He came to us as a tiny, dying baby (we suspect that his mother had been shot). The people who had him were well meaning but did not have the facilities or the expertise to keep him alive.
We drove over 500km in the middle of the night to fetch him and for the first week we never left his side, afraid that he would take a turn for the worse at any moment.
He spent that first while with us in an incubator and on a drip - the first day he could stand unaided was a huge triumph for us as we knew that he then had a fighting chance.
In the months that we cared for him we learned how to grunt just like a mommy aardvark to comfort him, we learned to use a special bottle (designed for cleft palate babies) to help him suckle with his oddly shaped mouth, we learned never to leave him unsupervised in the garden as he dug tunnels with lightning speed down which he would disappear and later have to be extricated, we learned how far the kindness of others extends (with a huge donation of special milk from Royal Canin and heaps of support and advice from so many people - special thanks to Nicci Wright at Free Me).

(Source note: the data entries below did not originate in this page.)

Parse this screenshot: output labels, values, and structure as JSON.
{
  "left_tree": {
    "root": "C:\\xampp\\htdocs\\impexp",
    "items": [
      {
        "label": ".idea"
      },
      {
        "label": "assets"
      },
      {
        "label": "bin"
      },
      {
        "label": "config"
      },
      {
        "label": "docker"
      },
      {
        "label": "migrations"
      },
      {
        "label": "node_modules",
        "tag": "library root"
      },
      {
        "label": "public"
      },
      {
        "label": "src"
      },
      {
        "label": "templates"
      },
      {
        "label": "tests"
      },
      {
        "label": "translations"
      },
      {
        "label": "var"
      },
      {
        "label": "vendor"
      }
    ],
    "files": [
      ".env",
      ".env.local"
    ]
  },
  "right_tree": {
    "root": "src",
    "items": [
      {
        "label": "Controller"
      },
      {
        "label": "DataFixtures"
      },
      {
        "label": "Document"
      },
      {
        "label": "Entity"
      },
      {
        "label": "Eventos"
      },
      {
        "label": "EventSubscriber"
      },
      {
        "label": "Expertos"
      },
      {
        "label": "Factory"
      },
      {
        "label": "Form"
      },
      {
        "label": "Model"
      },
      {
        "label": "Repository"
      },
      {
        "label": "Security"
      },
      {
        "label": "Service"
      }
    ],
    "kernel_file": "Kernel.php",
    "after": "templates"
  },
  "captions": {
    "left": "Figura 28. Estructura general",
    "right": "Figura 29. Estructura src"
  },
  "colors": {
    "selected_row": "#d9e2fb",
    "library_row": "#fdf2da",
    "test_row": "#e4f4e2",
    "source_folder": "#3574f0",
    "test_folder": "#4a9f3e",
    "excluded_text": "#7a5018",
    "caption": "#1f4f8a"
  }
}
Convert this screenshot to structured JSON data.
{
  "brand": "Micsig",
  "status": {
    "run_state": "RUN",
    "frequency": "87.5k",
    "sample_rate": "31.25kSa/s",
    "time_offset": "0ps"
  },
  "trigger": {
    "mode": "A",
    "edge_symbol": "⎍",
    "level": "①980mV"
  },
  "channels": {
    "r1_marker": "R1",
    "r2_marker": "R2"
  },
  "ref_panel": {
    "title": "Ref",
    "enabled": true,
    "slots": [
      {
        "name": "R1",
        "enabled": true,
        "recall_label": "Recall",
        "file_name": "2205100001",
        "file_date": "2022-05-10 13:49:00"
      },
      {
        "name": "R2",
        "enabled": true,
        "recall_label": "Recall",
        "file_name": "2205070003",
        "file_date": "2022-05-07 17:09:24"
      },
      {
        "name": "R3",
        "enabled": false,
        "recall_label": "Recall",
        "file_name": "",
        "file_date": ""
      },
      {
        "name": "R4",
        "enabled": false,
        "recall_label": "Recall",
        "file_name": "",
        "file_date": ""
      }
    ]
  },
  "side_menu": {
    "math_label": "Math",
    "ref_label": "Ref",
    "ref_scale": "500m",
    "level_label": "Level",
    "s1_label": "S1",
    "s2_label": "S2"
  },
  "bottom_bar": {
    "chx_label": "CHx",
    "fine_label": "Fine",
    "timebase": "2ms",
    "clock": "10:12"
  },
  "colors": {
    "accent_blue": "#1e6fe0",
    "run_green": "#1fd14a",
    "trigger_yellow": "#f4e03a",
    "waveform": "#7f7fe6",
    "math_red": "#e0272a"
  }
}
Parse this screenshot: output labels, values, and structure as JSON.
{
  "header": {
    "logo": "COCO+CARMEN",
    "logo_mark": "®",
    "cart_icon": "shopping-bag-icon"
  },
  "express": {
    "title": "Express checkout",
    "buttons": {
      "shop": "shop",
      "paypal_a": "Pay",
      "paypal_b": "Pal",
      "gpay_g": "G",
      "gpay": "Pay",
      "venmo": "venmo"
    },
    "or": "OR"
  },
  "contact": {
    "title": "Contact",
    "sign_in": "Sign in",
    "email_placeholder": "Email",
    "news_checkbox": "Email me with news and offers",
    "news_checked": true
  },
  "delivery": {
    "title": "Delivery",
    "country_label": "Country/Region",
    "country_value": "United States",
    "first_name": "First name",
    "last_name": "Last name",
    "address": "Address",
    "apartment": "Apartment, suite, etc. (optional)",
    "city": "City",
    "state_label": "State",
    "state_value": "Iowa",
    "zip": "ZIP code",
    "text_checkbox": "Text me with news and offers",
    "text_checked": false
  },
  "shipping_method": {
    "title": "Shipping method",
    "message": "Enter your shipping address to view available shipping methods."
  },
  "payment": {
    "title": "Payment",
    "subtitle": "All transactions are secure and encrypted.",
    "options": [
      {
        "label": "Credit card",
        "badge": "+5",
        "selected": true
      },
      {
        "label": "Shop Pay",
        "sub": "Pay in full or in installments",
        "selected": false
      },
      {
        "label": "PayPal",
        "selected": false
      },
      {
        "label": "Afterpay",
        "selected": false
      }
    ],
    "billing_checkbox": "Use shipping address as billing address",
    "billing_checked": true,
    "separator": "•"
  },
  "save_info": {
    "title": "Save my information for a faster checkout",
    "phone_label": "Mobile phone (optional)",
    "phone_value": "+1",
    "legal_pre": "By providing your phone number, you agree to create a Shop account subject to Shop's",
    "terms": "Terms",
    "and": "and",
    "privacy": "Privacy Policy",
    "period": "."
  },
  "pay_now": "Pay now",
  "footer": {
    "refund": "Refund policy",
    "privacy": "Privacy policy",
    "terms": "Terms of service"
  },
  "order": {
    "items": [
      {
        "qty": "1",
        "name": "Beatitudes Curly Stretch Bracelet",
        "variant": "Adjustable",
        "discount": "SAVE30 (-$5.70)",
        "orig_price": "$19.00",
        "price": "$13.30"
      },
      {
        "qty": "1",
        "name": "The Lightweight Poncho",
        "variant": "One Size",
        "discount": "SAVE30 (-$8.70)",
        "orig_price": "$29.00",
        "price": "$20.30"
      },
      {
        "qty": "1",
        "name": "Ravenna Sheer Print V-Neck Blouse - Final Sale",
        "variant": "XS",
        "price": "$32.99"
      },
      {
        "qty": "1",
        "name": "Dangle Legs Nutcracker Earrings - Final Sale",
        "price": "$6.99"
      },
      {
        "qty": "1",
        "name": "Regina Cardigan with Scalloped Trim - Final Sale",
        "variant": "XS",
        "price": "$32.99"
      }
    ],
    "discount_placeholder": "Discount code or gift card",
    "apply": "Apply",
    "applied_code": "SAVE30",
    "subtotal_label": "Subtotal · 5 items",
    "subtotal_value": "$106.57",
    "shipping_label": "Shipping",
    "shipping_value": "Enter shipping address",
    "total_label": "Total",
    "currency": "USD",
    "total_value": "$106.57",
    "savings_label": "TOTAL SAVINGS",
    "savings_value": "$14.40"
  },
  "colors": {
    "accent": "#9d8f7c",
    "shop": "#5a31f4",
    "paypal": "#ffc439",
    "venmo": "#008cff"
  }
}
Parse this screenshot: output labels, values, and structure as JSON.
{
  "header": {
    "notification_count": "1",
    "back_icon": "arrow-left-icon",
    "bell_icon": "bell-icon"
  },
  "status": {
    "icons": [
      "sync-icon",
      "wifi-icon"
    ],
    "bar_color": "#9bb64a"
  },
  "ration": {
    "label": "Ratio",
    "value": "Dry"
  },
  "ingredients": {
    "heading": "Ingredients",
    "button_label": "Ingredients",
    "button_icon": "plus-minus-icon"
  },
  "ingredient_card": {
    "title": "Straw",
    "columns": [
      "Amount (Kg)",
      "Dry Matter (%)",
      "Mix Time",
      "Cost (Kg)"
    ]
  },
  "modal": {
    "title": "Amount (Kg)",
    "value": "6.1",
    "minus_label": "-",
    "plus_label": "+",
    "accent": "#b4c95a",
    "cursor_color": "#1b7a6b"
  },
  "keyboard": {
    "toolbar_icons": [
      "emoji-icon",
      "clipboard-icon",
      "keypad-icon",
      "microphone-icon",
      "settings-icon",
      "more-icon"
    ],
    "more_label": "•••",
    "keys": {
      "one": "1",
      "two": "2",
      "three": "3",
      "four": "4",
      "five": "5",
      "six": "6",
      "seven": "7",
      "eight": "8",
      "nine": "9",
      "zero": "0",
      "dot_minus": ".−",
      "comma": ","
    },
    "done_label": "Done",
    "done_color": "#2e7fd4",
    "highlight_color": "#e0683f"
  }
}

Finally we learned about letting go, when we released him into the best, most termite filled area of the Kalahari possible.
Piglet only had a few months as a wild aardvark before a terrible accident took his life - but in our heartache we have the satisfaction of knowing that we took him from a tiny pink baby with almost no chance at life to a strong, healthy, free aardvark who roamed the Kalahari the way he should, and who never saw a cage.